IT’S BEEN A LONG TIME since I’ve experienced such silence, broken only by the occasional music of songbirds, the honking of geese, the rustling of wind. Nature’s sounds. I heard, too, other sounds. Of voices, of a child crying, of steel ringing against steel to set a fence post.
But mostly, between the trill of red-winged blackbirds, I heard nothing at Rice Lake State Park east of Owatonna. Randy and I arrived there around noonish last Friday with plans to hike and picnic in celebration of our 38th wedding anniversary.
Morning broke in sunshine, warming the air as the day advanced. Blue skies stretched wide above greening trees and over Rice Lake. At water’s edge, dried rushes and grasses showed new spring growth.
It was, in every way, the loveliest of May days. I mentally prepared myself for crowds at the park as the DNR website warned possible. But Rice Lake proved an uncrowded destination. We waited only once for several people to leave a dock before walking there to view the lake.

No camping is allowed yet, so sites like this one sit empty.
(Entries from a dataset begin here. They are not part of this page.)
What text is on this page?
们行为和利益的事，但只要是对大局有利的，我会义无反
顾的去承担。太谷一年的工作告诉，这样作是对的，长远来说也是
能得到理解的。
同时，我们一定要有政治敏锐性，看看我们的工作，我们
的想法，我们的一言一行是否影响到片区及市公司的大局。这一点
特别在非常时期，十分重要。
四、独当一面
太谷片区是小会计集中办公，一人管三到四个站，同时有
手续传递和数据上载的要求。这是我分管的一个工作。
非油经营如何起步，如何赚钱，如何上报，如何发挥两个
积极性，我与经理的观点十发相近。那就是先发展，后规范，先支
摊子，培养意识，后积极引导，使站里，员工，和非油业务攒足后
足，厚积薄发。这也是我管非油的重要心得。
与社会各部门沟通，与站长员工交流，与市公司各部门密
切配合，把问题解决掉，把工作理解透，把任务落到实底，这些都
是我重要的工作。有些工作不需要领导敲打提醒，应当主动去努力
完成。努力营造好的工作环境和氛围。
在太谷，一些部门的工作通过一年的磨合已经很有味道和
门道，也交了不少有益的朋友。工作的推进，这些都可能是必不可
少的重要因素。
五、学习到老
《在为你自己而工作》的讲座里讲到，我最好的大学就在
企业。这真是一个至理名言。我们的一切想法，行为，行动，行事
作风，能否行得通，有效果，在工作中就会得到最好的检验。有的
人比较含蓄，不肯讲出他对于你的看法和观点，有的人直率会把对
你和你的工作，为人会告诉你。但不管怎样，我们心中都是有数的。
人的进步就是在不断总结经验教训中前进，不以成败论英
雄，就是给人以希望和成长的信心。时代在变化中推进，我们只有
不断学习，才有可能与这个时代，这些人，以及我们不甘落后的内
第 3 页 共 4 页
Phased reopening of campgrounds begins June 1.
Social distancing signs reminded us of the realities of COVID-19. And empty camping sites did likewise.
But we were not there to camp, only to walk the trails, eat our picnic lunch lakeside and simply enjoy being outdoors. The bonus came in the quiet of this park, a quiet I needed. I live along a busy city street where the sound of traffic rarely stops. In the noise of today’s world—the noise of COVID news and COVID concerns and COVID always running in the mind’s background, this nature respite soothed, calmed, gave me peace.
I didn’t realize how much I needed this quiet until I heard it.